The budget was raised from the Australian Film Development Corporation, the Australian Women's Weekly, the Nine Network, the Secretariat for International Woman's Year, and Roadshow. Shooting began in late 1975. The film was made at the height of fame of Jack Thompson.

Parts of the movie were filmed in and around Balmain with a number of scenes at the Kent Hotel (which later became Caddies Restaurant) and the Sir William Wallace Hotel. Other scenes were filmed in Cameron Street, Edgecliff. Studio shots were taken at the Cinesound Studios in Rozelle. The writer and producer had both made films about early Australian cinema and were able to draw on this knowledge to help recreate Depression-era Sydney.

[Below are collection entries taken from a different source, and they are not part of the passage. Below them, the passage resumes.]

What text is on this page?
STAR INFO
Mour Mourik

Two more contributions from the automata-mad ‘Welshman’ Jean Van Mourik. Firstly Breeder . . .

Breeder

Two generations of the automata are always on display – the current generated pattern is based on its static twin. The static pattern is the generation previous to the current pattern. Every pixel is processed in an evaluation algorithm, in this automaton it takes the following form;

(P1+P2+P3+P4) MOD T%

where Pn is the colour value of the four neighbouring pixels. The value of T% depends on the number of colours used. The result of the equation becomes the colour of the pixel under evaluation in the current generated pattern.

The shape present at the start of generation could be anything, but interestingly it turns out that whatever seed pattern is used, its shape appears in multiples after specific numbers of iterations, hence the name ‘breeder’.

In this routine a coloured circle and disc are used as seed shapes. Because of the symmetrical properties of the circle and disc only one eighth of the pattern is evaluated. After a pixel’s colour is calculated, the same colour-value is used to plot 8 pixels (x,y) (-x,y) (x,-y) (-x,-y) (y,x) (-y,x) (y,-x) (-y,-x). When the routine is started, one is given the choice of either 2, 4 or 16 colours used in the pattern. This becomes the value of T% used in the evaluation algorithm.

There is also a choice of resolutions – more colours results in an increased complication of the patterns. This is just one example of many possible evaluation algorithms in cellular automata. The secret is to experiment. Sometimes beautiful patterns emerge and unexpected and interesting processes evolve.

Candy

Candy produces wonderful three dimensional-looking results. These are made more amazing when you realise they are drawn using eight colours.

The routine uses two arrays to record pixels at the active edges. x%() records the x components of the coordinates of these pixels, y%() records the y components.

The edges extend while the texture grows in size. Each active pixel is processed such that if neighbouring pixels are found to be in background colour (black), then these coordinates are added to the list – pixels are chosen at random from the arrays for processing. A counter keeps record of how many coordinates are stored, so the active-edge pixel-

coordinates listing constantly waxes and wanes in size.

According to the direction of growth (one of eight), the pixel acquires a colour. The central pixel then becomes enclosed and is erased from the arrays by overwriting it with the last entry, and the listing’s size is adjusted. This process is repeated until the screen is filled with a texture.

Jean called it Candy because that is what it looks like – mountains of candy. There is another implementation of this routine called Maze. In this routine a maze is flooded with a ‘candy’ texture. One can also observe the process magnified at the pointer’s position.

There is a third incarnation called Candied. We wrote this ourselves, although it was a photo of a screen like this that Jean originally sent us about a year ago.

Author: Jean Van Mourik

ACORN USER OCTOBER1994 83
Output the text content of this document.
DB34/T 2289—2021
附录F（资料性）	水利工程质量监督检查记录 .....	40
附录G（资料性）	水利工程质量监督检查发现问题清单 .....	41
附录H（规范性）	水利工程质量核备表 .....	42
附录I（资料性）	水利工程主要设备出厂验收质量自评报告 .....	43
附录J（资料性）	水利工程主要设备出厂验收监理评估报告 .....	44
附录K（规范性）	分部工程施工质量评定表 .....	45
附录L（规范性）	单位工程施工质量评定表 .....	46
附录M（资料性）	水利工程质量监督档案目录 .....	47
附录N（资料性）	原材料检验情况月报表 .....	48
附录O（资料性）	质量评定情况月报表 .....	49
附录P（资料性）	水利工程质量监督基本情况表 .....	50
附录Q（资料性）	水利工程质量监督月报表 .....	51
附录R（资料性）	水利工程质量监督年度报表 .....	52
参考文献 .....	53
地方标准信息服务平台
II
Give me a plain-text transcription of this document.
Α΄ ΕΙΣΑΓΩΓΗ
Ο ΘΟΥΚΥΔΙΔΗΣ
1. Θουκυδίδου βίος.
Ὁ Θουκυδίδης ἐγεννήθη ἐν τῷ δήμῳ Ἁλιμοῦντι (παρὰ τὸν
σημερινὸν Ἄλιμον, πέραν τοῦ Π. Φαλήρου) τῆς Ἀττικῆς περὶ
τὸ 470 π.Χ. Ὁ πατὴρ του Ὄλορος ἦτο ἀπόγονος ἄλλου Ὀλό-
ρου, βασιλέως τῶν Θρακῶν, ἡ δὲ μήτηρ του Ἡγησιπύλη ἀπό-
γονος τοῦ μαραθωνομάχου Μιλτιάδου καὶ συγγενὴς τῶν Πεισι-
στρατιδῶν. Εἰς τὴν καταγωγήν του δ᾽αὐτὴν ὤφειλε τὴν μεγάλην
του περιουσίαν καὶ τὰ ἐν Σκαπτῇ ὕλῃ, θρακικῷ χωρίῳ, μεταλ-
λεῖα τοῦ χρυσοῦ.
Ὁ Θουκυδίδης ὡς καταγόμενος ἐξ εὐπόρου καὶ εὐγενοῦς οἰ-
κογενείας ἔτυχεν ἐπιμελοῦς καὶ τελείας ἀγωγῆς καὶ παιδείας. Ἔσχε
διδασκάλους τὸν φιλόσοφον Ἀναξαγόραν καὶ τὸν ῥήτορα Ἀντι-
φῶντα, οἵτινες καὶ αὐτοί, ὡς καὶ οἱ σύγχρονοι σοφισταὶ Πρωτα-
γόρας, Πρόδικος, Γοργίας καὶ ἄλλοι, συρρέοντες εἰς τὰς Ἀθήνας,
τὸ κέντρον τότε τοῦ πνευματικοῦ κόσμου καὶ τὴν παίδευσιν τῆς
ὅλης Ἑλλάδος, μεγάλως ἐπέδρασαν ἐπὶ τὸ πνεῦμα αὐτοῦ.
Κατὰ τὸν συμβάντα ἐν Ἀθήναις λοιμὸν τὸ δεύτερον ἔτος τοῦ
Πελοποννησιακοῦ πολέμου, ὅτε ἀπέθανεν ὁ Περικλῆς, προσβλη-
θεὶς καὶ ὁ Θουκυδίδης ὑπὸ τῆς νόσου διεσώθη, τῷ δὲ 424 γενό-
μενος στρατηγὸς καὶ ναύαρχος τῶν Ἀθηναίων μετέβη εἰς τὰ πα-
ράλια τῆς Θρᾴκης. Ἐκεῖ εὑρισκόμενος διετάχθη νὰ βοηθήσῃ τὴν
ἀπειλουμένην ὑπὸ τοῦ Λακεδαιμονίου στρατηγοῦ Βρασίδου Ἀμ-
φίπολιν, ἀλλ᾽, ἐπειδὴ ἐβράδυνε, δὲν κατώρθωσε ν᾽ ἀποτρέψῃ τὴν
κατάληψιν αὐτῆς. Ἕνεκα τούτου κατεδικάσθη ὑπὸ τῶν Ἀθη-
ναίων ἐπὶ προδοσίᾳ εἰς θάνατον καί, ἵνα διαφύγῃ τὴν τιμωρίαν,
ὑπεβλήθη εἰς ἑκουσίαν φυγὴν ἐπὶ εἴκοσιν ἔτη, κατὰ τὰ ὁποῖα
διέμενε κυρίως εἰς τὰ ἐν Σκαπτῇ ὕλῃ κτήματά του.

The motion picture soundtrack by Patrick Flynn was produced for release on CD by Philip Powers from the original analog tapes by 1M1 Records.

==Awards==
Helen Morse's performance was awarded with the Australian Film Institute's Best Actress award in 1976.

Other AFI wins went for Best Actor in a Supporting Role (Drew Forsythe) and Best Actress in a Supporting Role (Melissa Jaffer and Jacki Weaver).

Australian Cinematographers Society awarded Peter James the Cinematographer of the Year award in 1977.

San Sebastián International Film Festival gave the Best Actress award to Helen Morse and the Special Prize of the Jury to Donald Crombie.